The pollsters said the "good news" for the amendment’s opponents is that more voters are now aware of the amendment’s consequences. If all voters were informed of those consequences, the amendment would fail by a 38-46 margin. The bad news is that a significant number of people still aren't well-versed on the ramifications - that it would ban both civil unions and gay marriage, and could affect benefits and protections of heterosexual unmarried couples and their children. Many don't know that state law already prohibits same-sex marriage so this move is unnecessary to just preserve that view. It simply writes discrimination into the state constitution. And even one of the state's top Republican leaders, Thom Tillis, acknowledges that view won't stand the test of time.

Voters still have time to get educated about this troubling proposal, and vote it down.

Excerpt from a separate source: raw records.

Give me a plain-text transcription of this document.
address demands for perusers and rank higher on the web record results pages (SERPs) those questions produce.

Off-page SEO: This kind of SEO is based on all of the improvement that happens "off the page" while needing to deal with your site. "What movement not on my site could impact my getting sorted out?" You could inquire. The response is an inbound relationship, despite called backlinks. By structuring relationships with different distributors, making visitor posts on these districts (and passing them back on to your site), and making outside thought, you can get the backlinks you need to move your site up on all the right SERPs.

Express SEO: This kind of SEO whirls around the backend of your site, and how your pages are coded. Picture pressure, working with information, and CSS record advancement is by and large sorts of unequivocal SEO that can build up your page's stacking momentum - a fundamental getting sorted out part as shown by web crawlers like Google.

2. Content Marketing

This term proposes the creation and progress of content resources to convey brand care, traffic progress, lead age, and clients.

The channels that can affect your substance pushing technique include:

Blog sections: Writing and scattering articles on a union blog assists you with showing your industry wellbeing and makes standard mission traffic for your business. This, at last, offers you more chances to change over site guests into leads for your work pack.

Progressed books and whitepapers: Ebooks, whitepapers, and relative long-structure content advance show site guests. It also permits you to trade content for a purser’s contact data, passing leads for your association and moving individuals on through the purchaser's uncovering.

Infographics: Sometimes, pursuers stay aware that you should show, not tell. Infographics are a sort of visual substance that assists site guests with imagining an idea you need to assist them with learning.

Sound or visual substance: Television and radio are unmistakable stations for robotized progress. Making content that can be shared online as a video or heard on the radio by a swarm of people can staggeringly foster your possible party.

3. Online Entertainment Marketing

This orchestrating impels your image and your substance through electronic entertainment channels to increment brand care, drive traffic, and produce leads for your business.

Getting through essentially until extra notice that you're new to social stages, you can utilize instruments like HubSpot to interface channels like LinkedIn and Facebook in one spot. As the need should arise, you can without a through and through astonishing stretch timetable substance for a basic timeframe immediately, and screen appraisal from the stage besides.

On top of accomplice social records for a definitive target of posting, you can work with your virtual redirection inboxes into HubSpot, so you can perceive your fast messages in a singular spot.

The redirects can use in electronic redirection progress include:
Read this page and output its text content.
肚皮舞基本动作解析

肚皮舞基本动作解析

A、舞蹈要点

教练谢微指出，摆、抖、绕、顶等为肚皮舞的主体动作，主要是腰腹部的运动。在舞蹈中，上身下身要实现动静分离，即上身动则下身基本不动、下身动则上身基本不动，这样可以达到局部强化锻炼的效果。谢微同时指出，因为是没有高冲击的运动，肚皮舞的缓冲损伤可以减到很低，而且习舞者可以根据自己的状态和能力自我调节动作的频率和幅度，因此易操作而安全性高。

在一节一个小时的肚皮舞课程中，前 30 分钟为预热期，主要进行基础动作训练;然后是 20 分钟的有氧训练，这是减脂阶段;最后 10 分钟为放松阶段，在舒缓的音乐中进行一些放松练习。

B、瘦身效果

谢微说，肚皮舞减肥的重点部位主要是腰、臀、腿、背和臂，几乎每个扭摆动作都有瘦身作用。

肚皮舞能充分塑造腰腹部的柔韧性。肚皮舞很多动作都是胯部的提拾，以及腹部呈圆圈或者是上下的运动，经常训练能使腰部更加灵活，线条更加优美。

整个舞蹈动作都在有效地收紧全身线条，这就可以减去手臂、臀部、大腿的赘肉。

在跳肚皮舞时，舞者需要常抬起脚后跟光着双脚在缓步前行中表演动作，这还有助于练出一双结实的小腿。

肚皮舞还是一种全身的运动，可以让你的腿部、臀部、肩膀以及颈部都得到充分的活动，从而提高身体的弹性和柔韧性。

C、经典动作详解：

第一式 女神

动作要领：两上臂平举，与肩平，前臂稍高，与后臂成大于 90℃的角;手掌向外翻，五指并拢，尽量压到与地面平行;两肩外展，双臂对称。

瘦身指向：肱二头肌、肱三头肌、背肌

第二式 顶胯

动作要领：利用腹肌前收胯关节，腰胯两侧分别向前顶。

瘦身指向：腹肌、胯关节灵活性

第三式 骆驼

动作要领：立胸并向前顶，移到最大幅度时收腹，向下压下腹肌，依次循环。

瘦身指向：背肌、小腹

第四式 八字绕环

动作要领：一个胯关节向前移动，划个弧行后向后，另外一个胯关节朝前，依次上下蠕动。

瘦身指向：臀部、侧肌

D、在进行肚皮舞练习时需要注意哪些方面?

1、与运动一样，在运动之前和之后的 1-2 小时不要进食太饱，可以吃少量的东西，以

In other statewide PPP polling, Lt. Gov. Walter Dalton is surging in the North Carolina Democratic primary for Governor. He now leads with 36 percent fo 26 percent for Bob Etheridge, 5 percent for Bill Faison, 3 percent each for Gardenia Henley and Bruce Blackmon, and 2 percent for Gary Dunn.

Dalton has gone from 15 percent to 26 percent to 36 percent over the course of PPP's last three polls on the race. A poll by the Civitas Institute also found Dalton moving ahead. Pundits who had been predicting a runoff in this race now aren't too sure.